What is Greenmail?
Greenmail is an acquisition tactic whereby the acquirer attempts to obtain a controlling interest in a target by buying shares at a premium from the target's shareholders.
How Does Greenmail Work?
Let's assume an entity that Company XYZ considers unsavory (we'll call it Party X) is attempting to acquire control of Company XYZ by offering to buy shares at a premium from Company XYZ's shareholders.
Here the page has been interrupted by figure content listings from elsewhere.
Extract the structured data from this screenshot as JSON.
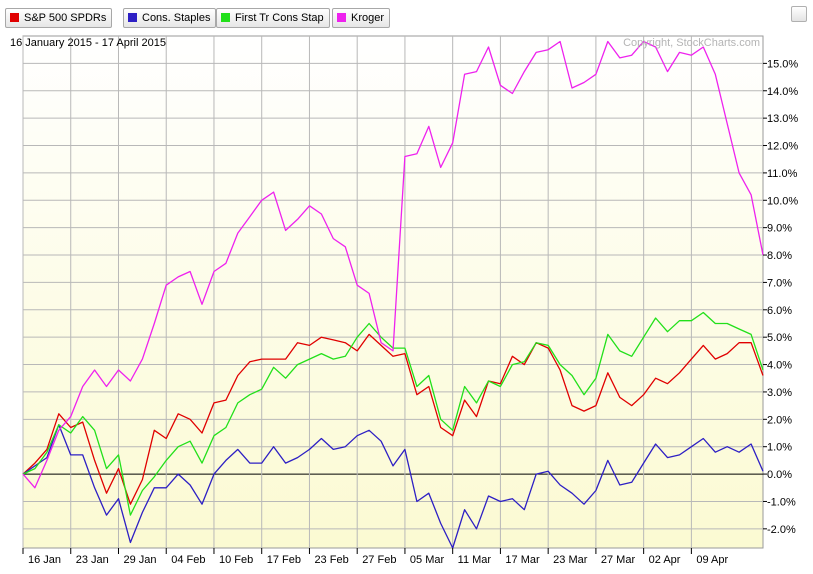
{
  "legend": [
    {
      "label": "S&P 500 SPDRs",
      "color": "#e00000"
    },
    {
      "label": "Cons. Staples",
      "color": "#2d1fc4"
    },
    {
      "label": "First Tr Cons Stap",
      "color": "#22e01a"
    },
    {
      "label": "Kroger",
      "color": "#ee22ee"
    }
  ],
  "header": {
    "date_range": "16 January 2015 - 17 April 2015",
    "copyright": "Copyright, StockCharts.com"
  },
  "colors": {
    "plot_gradient_top": "#ffffff",
    "plot_gradient_bottom": "#fbfad2",
    "grid": "#b8b8b8",
    "zero_line": "#000000"
  },
  "chart_data": {
    "type": "line",
    "ylim": [
      -2.7,
      16.0
    ],
    "y_ticks": [
      "15.0%",
      "14.0%",
      "13.0%",
      "12.0%",
      "11.0%",
      "10.0%",
      "9.0%",
      "8.0%",
      "7.0%",
      "6.0%",
      "5.0%",
      "4.0%",
      "3.0%",
      "2.0%",
      "1.0%",
      "0.0%",
      "-1.0%",
      "-2.0%"
    ],
    "y_tick_values": [
      15,
      14,
      13,
      12,
      11,
      10,
      9,
      8,
      7,
      6,
      5,
      4,
      3,
      2,
      1,
      0,
      -1,
      -2
    ],
    "x_labels": [
      "16 Jan",
      "23 Jan",
      "29 Jan",
      "04 Feb",
      "10 Feb",
      "17 Feb",
      "23 Feb",
      "27 Feb",
      "05 Mar",
      "11 Mar",
      "17 Mar",
      "23 Mar",
      "27 Mar",
      "02 Apr",
      "09 Apr"
    ],
    "x_label_index": [
      0,
      4,
      8,
      12,
      16,
      20,
      24,
      28,
      32,
      36,
      40,
      44,
      48,
      52,
      56
    ],
    "n_points": 63,
    "series": [
      {
        "name": "S&P 500 SPDRs",
        "color": "#e00000",
        "values": [
          0,
          0.4,
          0.9,
          2.2,
          1.7,
          1.9,
          0.5,
          -0.7,
          0.2,
          -1.1,
          -0.2,
          1.6,
          1.3,
          2.2,
          2.0,
          1.5,
          2.6,
          2.7,
          3.6,
          4.1,
          4.2,
          4.2,
          4.2,
          4.8,
          4.7,
          5.0,
          4.9,
          4.8,
          4.5,
          5.1,
          4.7,
          4.3,
          4.4,
          2.9,
          3.2,
          1.7,
          1.4,
          2.7,
          2.1,
          3.4,
          3.3,
          4.3,
          4.0,
          4.8,
          4.6,
          3.8,
          2.5,
          2.3,
          2.5,
          3.7,
          2.8,
          2.5,
          2.9,
          3.5,
          3.3,
          3.7,
          4.2,
          4.7,
          4.2,
          4.4,
          4.8,
          4.8,
          3.6
        ]
      },
      {
        "name": "Cons. Staples",
        "color": "#2d1fc4",
        "values": [
          0,
          0.3,
          0.6,
          1.8,
          0.7,
          0.7,
          -0.5,
          -1.5,
          -0.9,
          -2.5,
          -1.4,
          -0.5,
          -0.5,
          0.0,
          -0.4,
          -1.1,
          0.0,
          0.5,
          0.9,
          0.4,
          0.4,
          1.0,
          0.4,
          0.6,
          0.9,
          1.3,
          0.9,
          1.0,
          1.4,
          1.6,
          1.2,
          0.3,
          0.9,
          -1.0,
          -0.7,
          -1.8,
          -2.7,
          -1.3,
          -2.0,
          -0.8,
          -1.0,
          -0.9,
          -1.3,
          0.0,
          0.1,
          -0.4,
          -0.7,
          -1.1,
          -0.6,
          0.5,
          -0.4,
          -0.3,
          0.4,
          1.1,
          0.6,
          0.7,
          1.0,
          1.3,
          0.8,
          1.0,
          0.8,
          1.1,
          0.1
        ]
      },
      {
        "name": "First Tr Cons Stap",
        "color": "#22e01a",
        "values": [
          0,
          0.2,
          0.8,
          1.8,
          1.5,
          2.1,
          1.6,
          0.2,
          0.7,
          -1.5,
          -0.6,
          -0.1,
          0.5,
          1.0,
          1.2,
          0.4,
          1.4,
          1.7,
          2.6,
          2.9,
          3.1,
          3.9,
          3.5,
          4.0,
          4.2,
          4.4,
          4.2,
          4.3,
          5.0,
          5.5,
          5.0,
          4.6,
          4.6,
          3.2,
          3.6,
          2.0,
          1.6,
          3.2,
          2.6,
          3.4,
          3.2,
          4.0,
          4.1,
          4.8,
          4.7,
          4.0,
          3.6,
          2.9,
          3.5,
          5.1,
          4.5,
          4.3,
          5.0,
          5.7,
          5.2,
          5.6,
          5.6,
          5.9,
          5.5,
          5.5,
          5.3,
          5.1,
          3.8
        ]
      },
      {
        "name": "Kroger",
        "color": "#ee22ee",
        "values": [
          0,
          -0.5,
          0.5,
          1.6,
          2.1,
          3.2,
          3.8,
          3.2,
          3.8,
          3.4,
          4.2,
          5.5,
          6.9,
          7.2,
          7.4,
          6.2,
          7.4,
          7.7,
          8.8,
          9.4,
          10.0,
          10.3,
          8.9,
          9.3,
          9.8,
          9.5,
          8.6,
          8.3,
          6.9,
          6.6,
          4.8,
          4.5,
          11.6,
          11.7,
          12.7,
          11.2,
          12.1,
          14.6,
          14.7,
          15.6,
          14.2,
          13.9,
          14.7,
          15.4,
          15.5,
          15.8,
          14.1,
          14.3,
          14.6,
          15.8,
          15.2,
          15.3,
          15.8,
          15.6,
          14.7,
          15.4,
          15.3,
          15.6,
          14.6,
          12.8,
          11.0,
          10.2,
          8.0
        ]
      }
    ]
  }
}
To avoid being purchased by Party X, Company XYZ's board of directors might offer to purchase Party X's shares for a price above the current market price. This of course makes Party X go away (and a lot richer, by the way), but the transaction can also be construed as Party X blackmailing (or greenmailing) Company XYZ by threatening to take over the company if it does not pay a particular premium to Party X.
Why Does Greenmail Matter?
To avoid this situation, in which Company XYZ might make an offer to repurchase shares at a price above what other shareholders might get, anti-greenmail provisions exist. These provisions generally state that if Company XYZ pays a premium to repurchase shares, it must offer that premium to all shareholders. An anti-greenmail provision is a clause in a corporation's charter that deters the corporation's board from conducting a stock buyback.
Company XYZ does this in exchange for Party X's agreement not to attempt to acquire the company for a period of time. Anti-greenmail provisions are attempts to thwart takeover threats from speculators, disruptive shareholders, and other 'unsavory' entities that are seeking a payoff rather than a genuine business relationship. In general, a corporation's shareholders must vote to adopt or abandon anti-greenmail provisions.